Key Phonics and Phonemic Awareness Studies in the NRP Report
As stated explicitly in the NRP report, phonological and phonemic awareness can be taught and coordinated with systematic phonics instruction that is explicit and synthetic.
Several comprehensive studies were highlighted in the NRP report as examples of what can be accomplished when early phonemic awareness instruction is coordinated with continuing phonics instruction that is systematic, explicit, and synthetic.
Blachman, Tangel, Ball, Black, and McGraw (1999) conducted a study with low SES, inner-city children in which instruction began in kindergarten and continued through second grade. Kindergarten teachers delivered eleven weeks of instruction that was focused on phonemic awareness training. This was followed by explicit, systematic instruction in the alphabetic code in first grade. This phonics instruction continued in second grade for children who did not complete the program in first grade. The explicit systematic phonics instruction included: teaching sound-symbol relationships explicitly, teaching phoneme analysis and blending, reading words on flashcards to promote automatic word recognition, reading text containing phonetically controlled words, and writing words and sentences from dictation. Children in a control group received instruction in the school's regular basal reading program that included a phonics workbook that children used independently. Although children in the control group engaged in letter-learning and phonemic awareness activities, they were not explicitly taught to use these skills to read and write. The findings showed that the children who received explicit systematic instruction in phonics (preceded by eleven weeks of instruction in phonemic awareness) made greater progress in reading than the children who received the less explicit and systematic basal instruction.
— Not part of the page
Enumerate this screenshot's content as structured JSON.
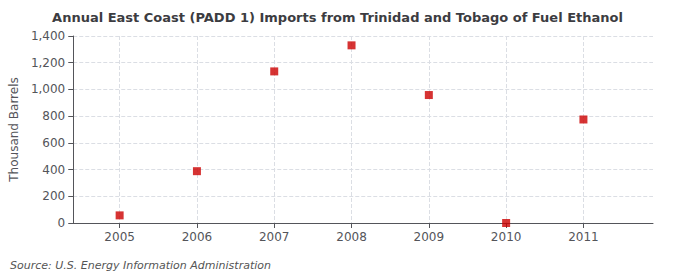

In another comprehensive study, Torgesen, Wagner, Rashotte, Rose, Lindamood, Conway, and Garvan (1999) compared two forms of phonics instruction throughout the primary grades. One form provided very explicit and intensive instruction in phonological awareness plus synthetic phonics; the other provided less explicit instruction in phonemic decoding and more instruction in text comprehension. The latter form of instruction was called embedded phonics; instruction began by teaching children to recognize whole words. Both forms of instruction were provided by tutors rather than classroom teachers. Comparisons of the two groups revealed superior performance by the explicit and intensive phonics group on measures of phonological awareness, phonemic decoding accuracy and efficiency, and word reading accuracy. Thus, intensive training in synthetic phonics produced word reading performance that was superior to that produced by embedded phonics training.
Another important study (O'Connor, Jenkins, & Slocum, 1995) examined the effectiveness of focused rather than broad phonological awareness training. In the broad treatment, children performed a variety of sound manipulation activities that included isolating, segmenting, blending, and deleting phonemes; segmenting and blending syllables and onset-rime units; and working with rhyming words. The focused treatment was focused on the segmenting and blending of onsets, rimes, and phonemes. A control group received only letter-sound instruction. Comparisons showed that the focused and broad training were equally effective in teaching phonemic awareness; however, the focused training contributed more to the reading of words. The findings of this study are consistent with the NRP's conclusion that segmenting and blending have a greater impact on reading outcomes than does multiskill phonemic awareness instruction.
Castle, Riach, and Nicholson (1994) examined the effects of adding phonemic awareness training to whole language instruction for kindergartners with low phonemic awareness. Phonemic awareness training consisted of segmentation, blending, substitution, deletion, and letters during the latter part of the training. The results showed that adding phonemic awareness instruction to the whole language program enhanced students' decoding of pseudowords and spelling skills but not their other reading skills. These findings, when considered in concert with the highly positive findings of the two comprehensive studies by Blachman et al. (1999) and Torgesen et al. (1999) that were described above, suggest that add-on phonemic awareness instruction is of limited benefit unless it is added to systematic and explicit phonics instruction.
Foorman, Francis, Fletcher, Scharschneider and Mehta (1998) reported a dramatic reduction in overall failure rate of children based on the percentage of children remaining below the 30th percentile for children taught direct instruction in phonemic awareness and letter-sound correspondences practiced in controlled vocabulary text.